Both parties have been unable to find an acceptable solution to the conflict. A recent poll showed that over sixty percent of both Israelis and Palestinians support the idea of a peace process, but only twenty nine percent of Israelis and eighteen percent of Palestinians believe that peace is even possible (Kibble 2010, 65). Israelis are divided on the solution; some seek a solution in democracy and economic prosperity, some demand defensible borders at any cost, some favor unilateral withdrawal, some seek the expansion of Israeli territorial control, and some seek a democratic bi-national state (Hasson 2010, 696-697). The Palestinians are similarly divided, as illustrated by the inability of the Palestinian Authority to control Hamas (Hasson 2010, 702).

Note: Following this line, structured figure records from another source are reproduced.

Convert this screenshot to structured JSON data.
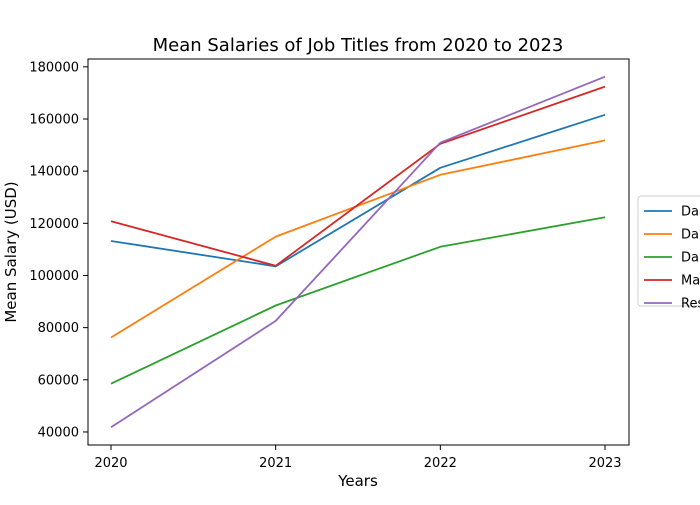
{
  "chart_data": {
    "type": "line",
    "title": "Mean Salaries of Job Titles from 2020 to 2023",
    "xlabel": "Years",
    "ylabel": "Mean Salary (USD)",
    "x": [
      "2020",
      "2021",
      "2022",
      "2023"
    ],
    "ylim": [
      35000,
      183000
    ],
    "yticks": [
      40000,
      60000,
      80000,
      100000,
      120000,
      140000,
      160000,
      180000
    ],
    "yticklabels": [
      "40000",
      "60000",
      "80000",
      "100000",
      "120000",
      "140000",
      "160000",
      "180000"
    ],
    "grid": false,
    "legend_position": "right",
    "series": [
      {
        "name": "Da",
        "color": "#1f77b4",
        "values": [
          113200,
          103500,
          141300,
          161600
        ]
      },
      {
        "name": "Da",
        "color": "#ff7f0e",
        "values": [
          76200,
          114900,
          138600,
          151800
        ]
      },
      {
        "name": "Da",
        "color": "#2ca02c",
        "values": [
          58500,
          88500,
          111000,
          122300
        ]
      },
      {
        "name": "Ma",
        "color": "#d62728",
        "values": [
          120800,
          103700,
          150500,
          172400
        ]
      },
      {
        "name": "Res",
        "color": "#9467bd",
        "values": [
          41800,
          82600,
          150900,
          176200
        ]
      }
    ]
  }
}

Peace in the Middle East is not on the horizon. “A viable Palestinian state is a dream that disappeared in the face of Israeli settlements in the West Bank. Within the framework of the existing territorial divisions, a Palestinian state would be reduced to a collection of reservations lacking territorial contiguity and economic viability” (Hasson 697). The Israeli and Palestinian peoples are so intertwined now that I do not believe a two-state solution is viable. I believe the only solution that can allow peace to come is to establish a secular democratic state with full religious freedom that can provide economic development for all in the region. This however is not likely, because Israel is unwilling to threaten its identity as a Jewish state and the Palestinians expect their own state. “In other words, what is mostly desired (i.e., the two-state solution) cannot be realized, at least not in the short run, and what might have a chance to be realized (a bi-national state) is clearly not desired by the majority of Israelis and Palestinians” (Hasson 2010, 713).
Al-Jazeera. 2011. “Five Israelis Killed in West Bank.” March 12. http://english.aljazeera.net/news/ middleeast/2011/03/201131214044228389.html (accessed March 14, 2011).
BBC News. 2010. “‘Palestinian collaborators’ executed by Hamas.” April 15. http://news.bbc.co.uk/2/hi/8622084.stm (accessed March 14, 2010).
Hasson, Shiomo. 2010. “Israel’s Geopolitical Dilemma.” Eurasian Geography & Economics 51, no. 6: 694- 715. Academic Search Premier, EBSCOhost (accessed March 14, 2011).
Heller, Aron. 2011. “Angry Israeli settlers demand more construction in the wake of grisly murder of parents, kids.” Canadian Press. March 14. http://english.aljazeera.net/news/middleeast /2011/03/201131214044228389.html (accessed March 14, 2011).
Kibble, David G. 2010. “Are Israel and Palestine Ready for Peace?.” Peace Review 22, no. 1: 65-72. Academic Search Premier, EBSCOhost (accessed March 14, 2011).
Snow, Donald. 2010. Cases in International Relations. New York: Longman.